Deciphering the landscape of phosphorylated HLA-II ligands
Marthe Solleder,
Julien Racle,
Philippe Guillaume,
George Coukos,
Michal Bassani-Sternberg,
David Gfeller
Affiliations
Marthe Solleder
Department of Oncology, Ludwig Institute for Cancer Research, University of Lausanne, 1011 Lausanne, Switzerland; Swiss Institute of Bioinformatics (SIB), 1015 Lausanne, Switzerland
Julien Racle
Department of Oncology, Ludwig Institute for Cancer Research, University of Lausanne, 1011 Lausanne, Switzerland; Swiss Institute of Bioinformatics (SIB), 1015 Lausanne, Switzerland
Philippe Guillaume
Department of Oncology, Ludwig Institute for Cancer Research, University of Lausanne, 1011 Lausanne, Switzerland
George Coukos
Department of Oncology, Ludwig Institute for Cancer Research, University of Lausanne, 1011 Lausanne, Switzerland; Department of Oncology, University Hospital of Lausanne (CHUV), 1011 Lausanne, Switzerland
Michal Bassani-Sternberg
Department of Oncology, Ludwig Institute for Cancer Research, University of Lausanne, 1011 Lausanne, Switzerland; Department of Oncology, University Hospital of Lausanne (CHUV), 1011 Lausanne, Switzerland; Corresponding author
David Gfeller
Department of Oncology, Ludwig Institute for Cancer Research, University of Lausanne, 1011 Lausanne, Switzerland; Swiss Institute of Bioinformatics (SIB), 1015 Lausanne, Switzerland; Corresponding author
Summary: CD4+ T cell activation in infectious diseases and cancer is governed by the recognition of peptides presented on class II human leukocyte antigen (HLA-II) molecules.

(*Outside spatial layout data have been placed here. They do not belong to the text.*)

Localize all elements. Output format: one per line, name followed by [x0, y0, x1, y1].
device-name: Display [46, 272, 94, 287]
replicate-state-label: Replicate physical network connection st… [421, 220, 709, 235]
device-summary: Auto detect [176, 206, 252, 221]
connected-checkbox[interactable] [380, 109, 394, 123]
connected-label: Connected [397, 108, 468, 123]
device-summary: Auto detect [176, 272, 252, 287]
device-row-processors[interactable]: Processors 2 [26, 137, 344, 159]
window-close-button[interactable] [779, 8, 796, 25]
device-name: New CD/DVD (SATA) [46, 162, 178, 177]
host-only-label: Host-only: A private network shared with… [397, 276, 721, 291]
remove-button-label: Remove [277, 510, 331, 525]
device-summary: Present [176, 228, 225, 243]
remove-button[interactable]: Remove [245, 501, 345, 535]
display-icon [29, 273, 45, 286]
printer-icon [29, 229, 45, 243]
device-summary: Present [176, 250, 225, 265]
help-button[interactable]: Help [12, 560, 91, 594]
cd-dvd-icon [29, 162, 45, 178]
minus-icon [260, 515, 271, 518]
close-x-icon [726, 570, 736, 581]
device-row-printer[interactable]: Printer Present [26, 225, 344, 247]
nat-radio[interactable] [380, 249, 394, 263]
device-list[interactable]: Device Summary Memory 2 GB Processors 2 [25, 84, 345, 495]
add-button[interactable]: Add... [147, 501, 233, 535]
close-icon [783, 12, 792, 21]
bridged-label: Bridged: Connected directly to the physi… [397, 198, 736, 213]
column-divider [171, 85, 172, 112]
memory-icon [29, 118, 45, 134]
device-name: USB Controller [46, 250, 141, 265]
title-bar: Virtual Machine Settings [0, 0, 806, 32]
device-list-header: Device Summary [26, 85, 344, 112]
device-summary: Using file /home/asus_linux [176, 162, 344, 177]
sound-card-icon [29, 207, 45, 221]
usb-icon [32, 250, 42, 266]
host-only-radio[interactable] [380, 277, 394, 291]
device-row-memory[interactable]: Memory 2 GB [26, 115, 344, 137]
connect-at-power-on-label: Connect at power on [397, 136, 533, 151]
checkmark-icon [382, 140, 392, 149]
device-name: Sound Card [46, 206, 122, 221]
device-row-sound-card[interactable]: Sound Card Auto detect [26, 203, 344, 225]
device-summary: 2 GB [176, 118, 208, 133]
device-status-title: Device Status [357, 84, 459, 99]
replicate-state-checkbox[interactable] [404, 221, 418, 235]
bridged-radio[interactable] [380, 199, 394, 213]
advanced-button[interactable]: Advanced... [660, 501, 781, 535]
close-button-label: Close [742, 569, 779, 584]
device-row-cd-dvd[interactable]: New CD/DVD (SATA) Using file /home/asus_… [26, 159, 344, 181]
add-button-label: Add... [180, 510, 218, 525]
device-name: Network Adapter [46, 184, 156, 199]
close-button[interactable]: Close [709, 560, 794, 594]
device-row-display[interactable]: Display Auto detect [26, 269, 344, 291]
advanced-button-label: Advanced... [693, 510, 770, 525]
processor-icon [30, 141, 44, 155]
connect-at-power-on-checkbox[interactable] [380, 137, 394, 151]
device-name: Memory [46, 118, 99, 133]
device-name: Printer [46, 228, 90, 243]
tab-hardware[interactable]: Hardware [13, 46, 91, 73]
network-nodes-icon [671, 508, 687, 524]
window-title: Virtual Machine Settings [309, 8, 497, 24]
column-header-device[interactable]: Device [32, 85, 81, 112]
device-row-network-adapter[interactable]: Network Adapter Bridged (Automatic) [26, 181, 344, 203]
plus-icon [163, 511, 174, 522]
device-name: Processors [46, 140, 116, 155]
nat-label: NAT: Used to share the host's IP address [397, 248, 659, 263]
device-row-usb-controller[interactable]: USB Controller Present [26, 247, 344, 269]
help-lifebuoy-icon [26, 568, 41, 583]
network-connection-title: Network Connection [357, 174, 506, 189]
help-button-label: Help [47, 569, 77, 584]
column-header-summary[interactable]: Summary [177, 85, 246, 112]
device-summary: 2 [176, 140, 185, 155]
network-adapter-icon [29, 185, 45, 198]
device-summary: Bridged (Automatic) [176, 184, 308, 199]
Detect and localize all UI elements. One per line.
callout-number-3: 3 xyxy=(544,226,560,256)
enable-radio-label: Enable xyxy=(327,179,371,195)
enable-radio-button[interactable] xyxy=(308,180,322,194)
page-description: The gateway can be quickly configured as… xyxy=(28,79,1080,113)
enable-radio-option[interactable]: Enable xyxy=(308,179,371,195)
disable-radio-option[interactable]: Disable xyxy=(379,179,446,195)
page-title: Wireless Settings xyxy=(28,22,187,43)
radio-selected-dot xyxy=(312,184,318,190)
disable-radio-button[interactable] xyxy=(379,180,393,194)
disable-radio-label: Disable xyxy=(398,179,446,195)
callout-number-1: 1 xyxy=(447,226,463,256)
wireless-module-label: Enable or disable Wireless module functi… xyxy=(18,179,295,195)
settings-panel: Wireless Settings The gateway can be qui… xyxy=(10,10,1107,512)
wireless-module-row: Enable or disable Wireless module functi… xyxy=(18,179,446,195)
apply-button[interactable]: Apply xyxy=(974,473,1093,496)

Therefore, HLA-II ligands represent promising targets for vaccine design and personalized cancer immunotherapy. Much work has been done to identify and predict unmodified peptides presented on HLA-II molecules. However, little is known about the presentation of phosphorylated HLA-II ligands. Here, we analyzed Mass Spectrometry HLA-II peptidomics data and identified 1,943 unique phosphorylated HLA-II ligands. This enabled us to precisely define phosphorylated binding motifs for more than 30 common HLA-II alleles and to explore various molecular properties of phosphorylated peptides. Our data were further used to develop the first predictor of phosphorylated peptide presentation on HLA-II molecules.